Meat factories have proved to be hotspots for the virus across the world but the situation here has been particularly acute.
The rate of infection per meat plant is eight times higher than in the USA which has come in for international criticism on the issue. In Northern Ireland 58 year old East Timorese meat worker, Lucianna Vivienne day Silva, died from Covid-19 on 3 May. The meat industry workforce is low paid and overwhelmingly comprised of immigrants. The factories tend to be run like dictatorships and the workers are treated appallingly.
Disgraceful treatment of workers
This was brought home in a couple of riveting interviews on RTÉ Radio One’s “Today” show on 15 May, where immigrant meat factory workers told of workmates being sent home with temperatures but instructed to report back to work the following day. The workers said that PPE had only been distributed in their workplaces very recently.

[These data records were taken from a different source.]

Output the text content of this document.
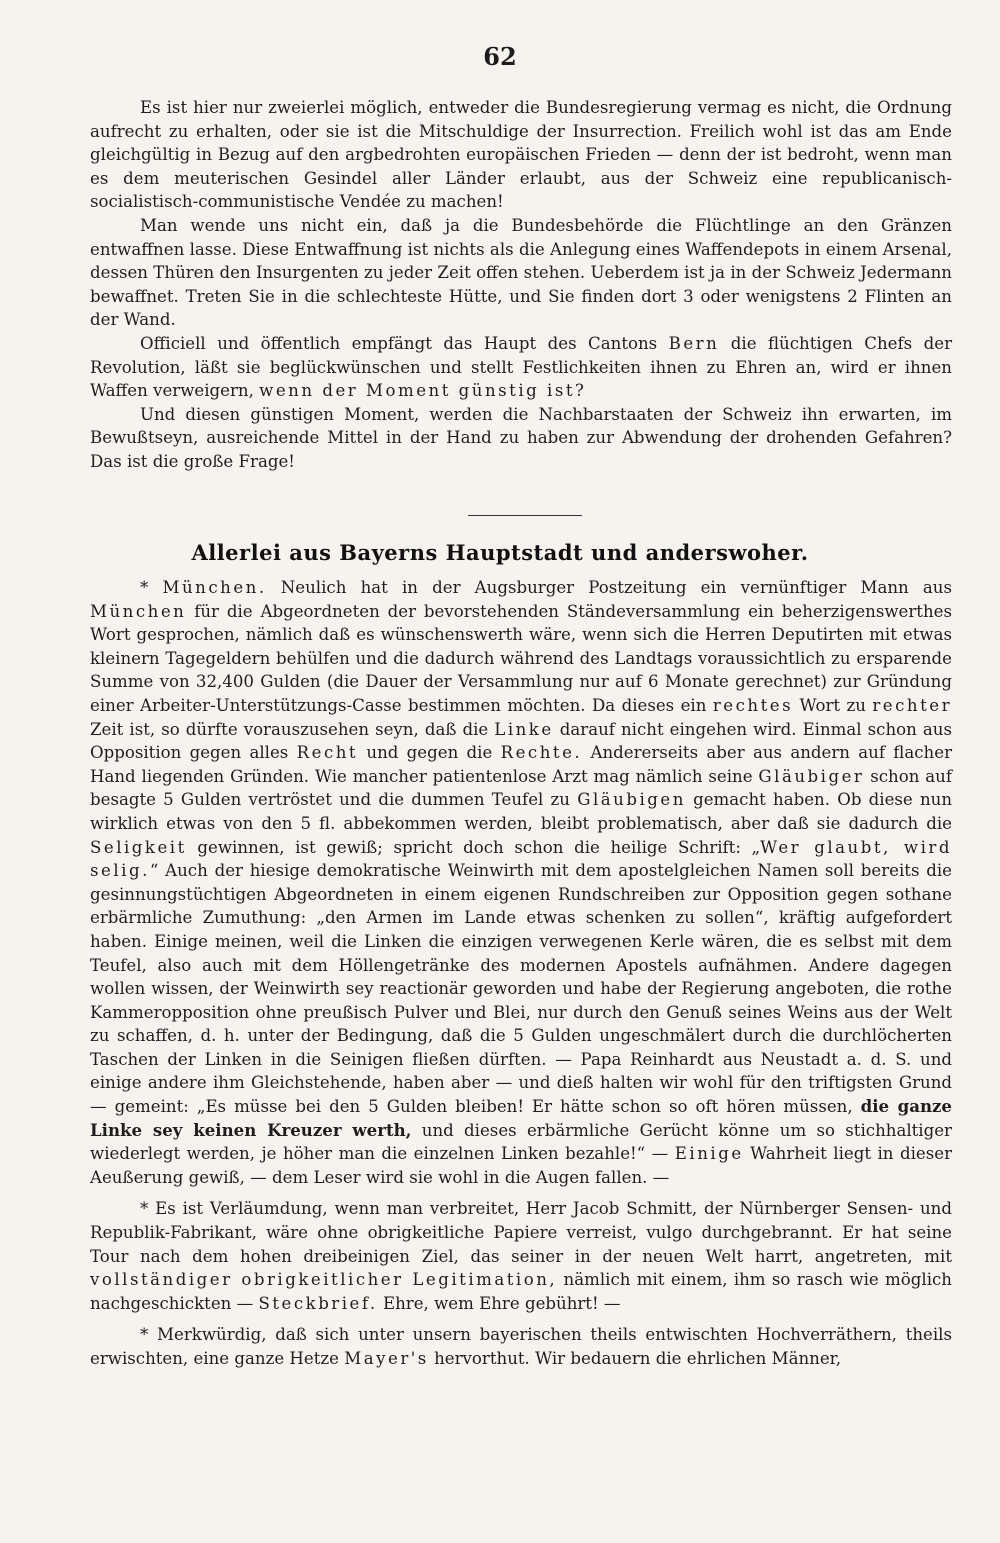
62

Es ist hier nur zweierlei möglich, entweder die Bundesregierung vermag es nicht, die Ordnung aufrecht zu erhalten, oder sie ist die Mitschuldige der Insurrection. Freilich wohl ist das am Ende gleichgültig in Bezug auf den argbedrohten europäischen Frieden — denn der ist bedroht, wenn man es dem meuterischen Gesindel aller Länder erlaubt, aus der Schweiz eine republicanisch-socialistisch-communistische Vendée zu machen!

Man wende uns nicht ein, daß ja die Bundesbehörde die Flüchtlinge an den Gränzen entwaffnen lasse. Diese Entwaffnung ist nichts als die Anlegung eines Waffendepots in einem Arsenal, dessen Thüren den Insurgenten zu jeder Zeit offen stehen. Ueberdem ist ja in der Schweiz Jedermann bewaffnet. Treten Sie in die schlechteste Hütte, und Sie finden dort 3 oder wenigstens 2 Flinten an der Wand.

Officiell und öffentlich empfängt das Haupt des Cantons Bern die flüchtigen Chefs der Revolution, läßt sie beglückwünschen und stellt Festlichkeiten ihnen zu Ehren an, wird er ihnen Waffen verweigern, wenn der Moment günstig ist?

Und diesen günstigen Moment, werden die Nachbarstaaten der Schweiz ihn erwarten, im Bewußtseyn, ausreichende Mittel in der Hand zu haben zur Abwendung der drohenden Gefahren? Das ist die große Frage!

Allerlei aus Bayerns Hauptstadt und anderswoher.

* München. Neulich hat in der Augsburger Postzeitung ein vernünftiger Mann aus München für die Abgeordneten der bevorstehenden Ständeversammlung ein beherzigenswerthes Wort gesprochen, nämlich daß es wünschenswerth wäre, wenn sich die Herren Deputirten mit etwas kleinern Tagegeldern behülfen und die dadurch während des Landtags voraussichtlich zu ersparende Summe von 32,400 Gulden (die Dauer der Versammlung nur auf 6 Monate gerechnet) zur Gründung einer Arbeiter-Unterstützungs-Casse bestimmen möchten. Da dieses ein rechtes Wort zu rechter Zeit ist, so dürfte vorauszusehen seyn, daß die Linke darauf nicht eingehen wird. Einmal schon aus Opposition gegen alles Recht und gegen die Rechte. Andererseits aber aus andern auf flacher Hand liegenden Gründen. Wie mancher patientenlose Arzt mag nämlich seine Gläubiger schon auf besagte 5 Gulden vertröstet und die dummen Teufel zu Gläubigen gemacht haben. Ob diese nun wirklich etwas von den 5 fl. abbekommen werden, bleibt problematisch, aber daß sie dadurch die Seligkeit gewinnen, ist gewiß; spricht doch schon die heilige Schrift: „Wer glaubt, wird selig.“ Auch der hiesige demokratische Weinwirth mit dem apostelgleichen Namen soll bereits die gesinnungstüchtigen Abgeordneten in einem eigenen Rundschreiben zur Opposition gegen sothane erbärmliche Zumuthung: „den Armen im Lande etwas schenken zu sollen“, kräftig aufgefordert haben. Einige meinen, weil die Linken die einzigen verwegenen Kerle wären, die es selbst mit dem Teufel, also auch mit dem Höllengetränke des modernen Apostels aufnähmen. Andere dagegen wollen wissen, der Weinwirth sey reactionär geworden und habe der Regierung angeboten, die rothe Kammeropposition ohne preußisch Pulver und Blei, nur durch den Genuß seines Weins aus der Welt zu schaffen, d. h. unter der Bedingung, daß die 5 Gulden ungeschmälert durch die durchlöcherten Taschen der Linken in die Seinigen fließen dürften. — Papa Reinhardt aus Neustadt a. d. S. und einige andere ihm Gleichstehende, haben aber — und dieß halten wir wohl für den triftigsten Grund — gemeint: „Es müsse bei den 5 Gulden bleiben! Er hätte schon so oft hören müssen, die ganze Linke sey keinen Kreuzer werth, und dieses erbärmliche Gerücht könne um so stichhaltiger wiederlegt werden, je höher man die einzelnen Linken bezahle!“ — Einige Wahrheit liegt in dieser Aeußerung gewiß, — dem Leser wird sie wohl in die Augen fallen. —

* Es ist Verläumdung, wenn man verbreitet, Herr Jacob Schmitt, der Nürnberger Sensen- und Republik-Fabrikant, wäre ohne obrigkeitliche Papiere verreist, vulgo durchgebrannt. Er hat seine Tour nach dem hohen dreibeinigen Ziel, das seiner in der neuen Welt harrt, angetreten, mit vollständiger obrigkeitlicher Legitimation, nämlich mit einem, ihm so rasch wie möglich nachgeschickten — Steckbrief. Ehre, wem Ehre gebührt! —

* Merkwürdig, daß sich unter unsern bayerischen theils entwischten Hochverräthern, theils erwischten, eine ganze Hetze Mayer's hervorthut. Wir bedauern die ehrlichen Männer,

Workers spoke with voiceovers for fear of losing jobs and accomodation. Reporter Brian O’Connell told of workers “standing shoulder to shoulder, on top of each other.”

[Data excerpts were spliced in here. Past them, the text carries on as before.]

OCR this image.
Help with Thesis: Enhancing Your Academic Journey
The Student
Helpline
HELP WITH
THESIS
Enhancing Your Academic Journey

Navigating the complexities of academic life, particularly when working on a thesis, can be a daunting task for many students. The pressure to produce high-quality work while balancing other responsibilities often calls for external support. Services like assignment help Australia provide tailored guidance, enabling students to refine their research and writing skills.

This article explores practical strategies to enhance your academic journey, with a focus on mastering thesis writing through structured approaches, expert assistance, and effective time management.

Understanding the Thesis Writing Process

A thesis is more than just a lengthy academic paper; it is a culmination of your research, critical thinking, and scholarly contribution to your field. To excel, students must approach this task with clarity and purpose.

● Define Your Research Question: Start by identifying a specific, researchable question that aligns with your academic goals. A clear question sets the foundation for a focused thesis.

Workers have also been put at risk by their low pay (often barely above minimum wage) and by high rents. These have combined to force many workers to share accomodation in overcrowded conditions which has exacerbated the spread of the virus.
Workers in Northern Ireland have pushed back against these conditions in dramatic fashion. In Linden Foods, Moy Park, ABP and the Foyle Food Group workers have walked off the job to successfully demand improved health and safety measures.
Shocking inaction
Workers’ action contrasts sharply with the shocking inaction of the state on these issues. In the Republic not a single Health and Safety Authority inspector had set foot in a meat plant until such time as the virus had run amok in the industry for the best part of a month.
Taoiseach Leo Varadkar told me in the Dáil that this had nothing to do with Fine Gael’s fear of treading on the toes of the meat bosses — but failed to give any alternative explanation for the complete lack of action.
To properly guarantee workers’ health, safety and lives workers need to be in charge of health and safety in these workplaces. Workers need to organise — and receive backing from trade unions — to win workers’ control over these issues.
Workers and the unions must insist that meat factories with Covid-19 clusters be closed down until such time as workers and their families are tested. Workers must receive full pay if and when plants are temporarily shut.
Ending the rule of profit
Nationalisation of the meat factories would take ownership of the industry out of the hands of the profiteers who have exploited workers so ruthlessly and compromised the health of tens of thousands. Workers’ control in such a scenario would switch from being a constant day to day battle with the meat bosses to a relaxed and rational way of running a public enterprise.
Nationalisation would also allow for a move away from intense meat production on a just and phased basis, which would mean defending the jobs of those workers working in this industry. A move away from meat production is necessary from the point of view of reducing carbon emissions and protecting the climate. There needs to be an end to the cruelty faced by animals in this industry. A phased transition could allow for profits to be used to provide alternative training and jobs.
Production for social need (socialism) rather than production for private profit (capitalism) is more than just a nice idea — it is an urgent necessity. If you want proof of that you will find few better examples than what has happened in this industry during the Covid-19 crisis.